Spending Money Under the Influence of Marriage
By Brian Murray and Christine Hammond
Saturday morning drinking coffee and eating breakfast
together.
Her. [Ok so I need to go get a new pair of shoes
today but if I tell him what I’m up to he will start in on me about spending
too much money again. But I need these
shoes so I think I’ll find out when he is leaving and then I’ll escape and buy
them before he gets back. He’ll never
know the difference cause he can’t even tell when I get a new haircut.] “So honey, what are you doing today? Do you have any plans?”
Him. [Here she goes with that leading question
again; she’s going to force me to go for the bait. I wonder what she wants now.] “I’m not sure, what’s on your mind?”
Her. [Darn,
I was hoping for an easy out. Why can’t
he just go play golf with his buddies like all the other husbands? Now what am I going to say that will get me
out of the house without him suspecting anything is up? Could he put more cream cheese on that
bagel? You can’t even tell there is a
bagel underneath it, it looks like thick frosting. Gross.]
“Well, I have to go to the grocery store and I know how much you hate to
do that so I was trying to plan around your day.”
Him. [Just get to the damn point.] “I really don’t have any plans, I’ll go with
you.”
Her. [Ugh!
I’m like Lucy trying to pull the football from Charlie Brown and instead
he is coming up behind me. Great, now
I’m not going to get those shoes that were so perfect for my outfit on Sunday
night. He’ll never let me spend the
money now. I know, maybe I can get him to go to Bass Pro Shop and then he will
be more willing to let me get the shoes.
Hmm, that might work.] “Yea,
I’m so glad that you can come maybe we can stop by a couple of stores on the
way. The Bass Pro Shop is on the way.”
Him. [On the way to where.] “Sounds like you want to go somewhere
else so why don’t we hit that on the way back.
Now where are we going?”
Her. [Good time to shove some bagel in my mouth
that will give a minute to think about what I’m going to say now. If I tell him about the shoes, he’ll say
no. If I try to go later, he’ll catch me
cause he has his full guard up now. If I
don’t tell him something, he’ll say I’m lying.

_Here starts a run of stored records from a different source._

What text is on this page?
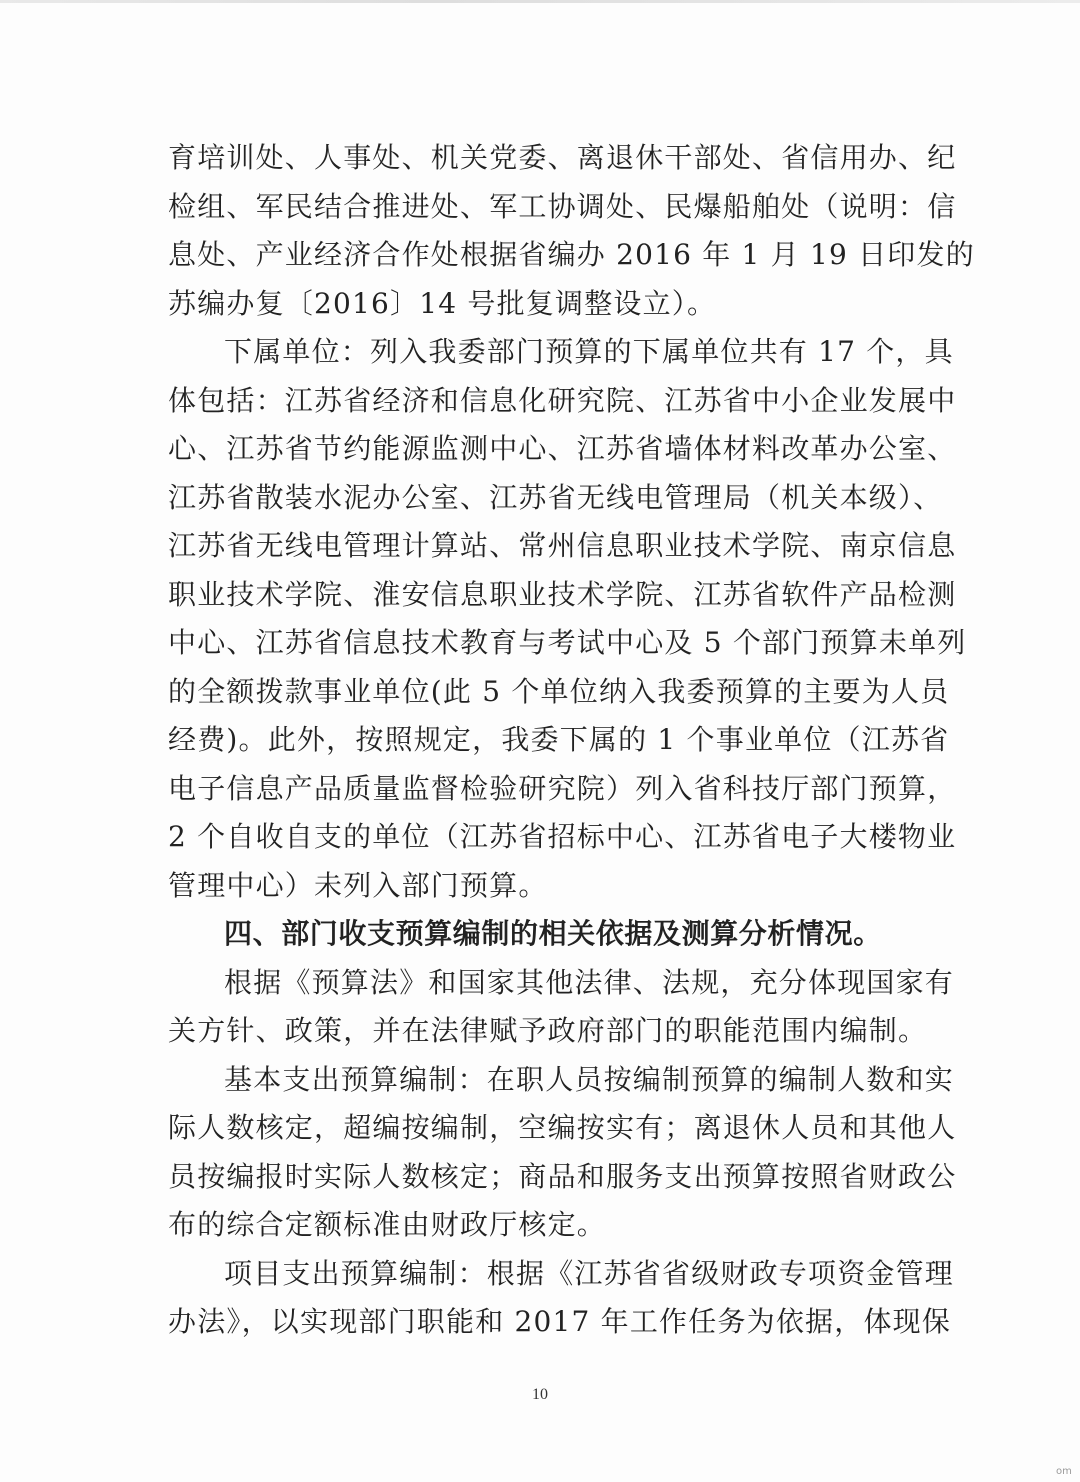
育培训处、人事处、机关党委、离退休干部处、省信用办、纪
检组、军民结合推进处、军工协调处、民爆船舶处（说明：信
息处、产业经济合作处根据省编办 2016 年 1 月 19 日印发的
苏编办复〔2016〕14 号批复调整设立）。
下属单位：列入我委部门预算的下属单位共有 17 个，具
体包括：江苏省经济和信息化研究院、江苏省中小企业发展中
心、江苏省节约能源监测中心、江苏省墙体材料改革办公室、
江苏省散装水泥办公室、江苏省无线电管理局（机关本级）、
江苏省无线电管理计算站、常州信息职业技术学院、南京信息
职业技术学院、淮安信息职业技术学院、江苏省软件产品检测
中心、江苏省信息技术教育与考试中心及 5 个部门预算未单列
的全额拨款事业单位(此 5 个单位纳入我委预算的主要为人员
经费)。此外，按照规定，我委下属的 1 个事业单位（江苏省
电子信息产品质量监督检验研究院）列入省科技厅部门预算，
2 个自收自支的单位（江苏省招标中心、江苏省电子大楼物业
管理中心）未列入部门预算。
四、部门收支预算编制的相关依据及测算分析情况。
根据《预算法》和国家其他法律、法规，充分体现国家有
关方针、政策，并在法律赋予政府部门的职能范围内编制。
基本支出预算编制：在职人员按编制预算的编制人数和实
际人数核定，超编按编制，空编按实有；离退休人员和其他人
员按编报时实际人数核定；商品和服务支出预算按照省财政公
布的综合定额标准由财政厅核定。
项目支出预算编制：根据《江苏省省级财政专项资金管理
办法》，以实现部门职能和 2017 年工作任务为依据，体现保
10
om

Either way I’m stuck. The only
thing that will fix this is sex but I’m not really interested now. Great, I’ll just tell him what is going on.] “Remember that cute little outfit I got for
Sunday night? Well there were these great
shoes on sale for today only and I wanted to stop by and pick them up really
quickly.”
Him. [I’m
never going to get to buy a boat.] “You’ve
already spent $200 on this outfit, how much more is it going to take?”
Her. [Boy I’m glad that he thinks I’ve only spent
$200 because it was much more than that but the outfit is so perfect and I
really wanted it. Let’s see, if I say
the sale price is $50 then I can spend the other $20 on something else.] “It’s
only $50.
Him. [This woman must think that I’m a walking
ATM machine.] “You always spend
money on your clothes, when do I get to spend money on my stuff?”
Where is this going? Often
in a marriage there are two perspectives in a situation and coming to an
understanding of the other person’s point of view can be a challenging process
especially when what is thought is often not what is said. It’s kind of like shooting at a moving
target, just when you think have your aim, the target moves. Let’s explore how each spouse could have
better handled the situation before, during and after.
Before. It’s not about the shoes or the boat. It’s about financial wants and needs not
getting met or in this case not even properly communicated. Long before the outfit or boat is purchased,
the couple needs to sit down and discuss their preferences. It is natural for one person to be a spender
and the other person to be a saver and while both have their place in a
marriage both need to tolerate the other person’s desires.
During. When a conversation is treated like a game of
chess, it amounts to nothing more than a game of manipulation and control in
your marriage. Trying to checkmate your
spouse and back them into a corner will cause them to come out fighting. Instead, be honest in your awareness of their
avoidance and address it honestly.
After. Create a financial plan where each person
feels they are getting their needs met along with some of their wants without
feeling as if they are being left out.
Communicate any changes in the plan as your priorities are likely to
change over time. If necessary, create
separate spending accounts for each person.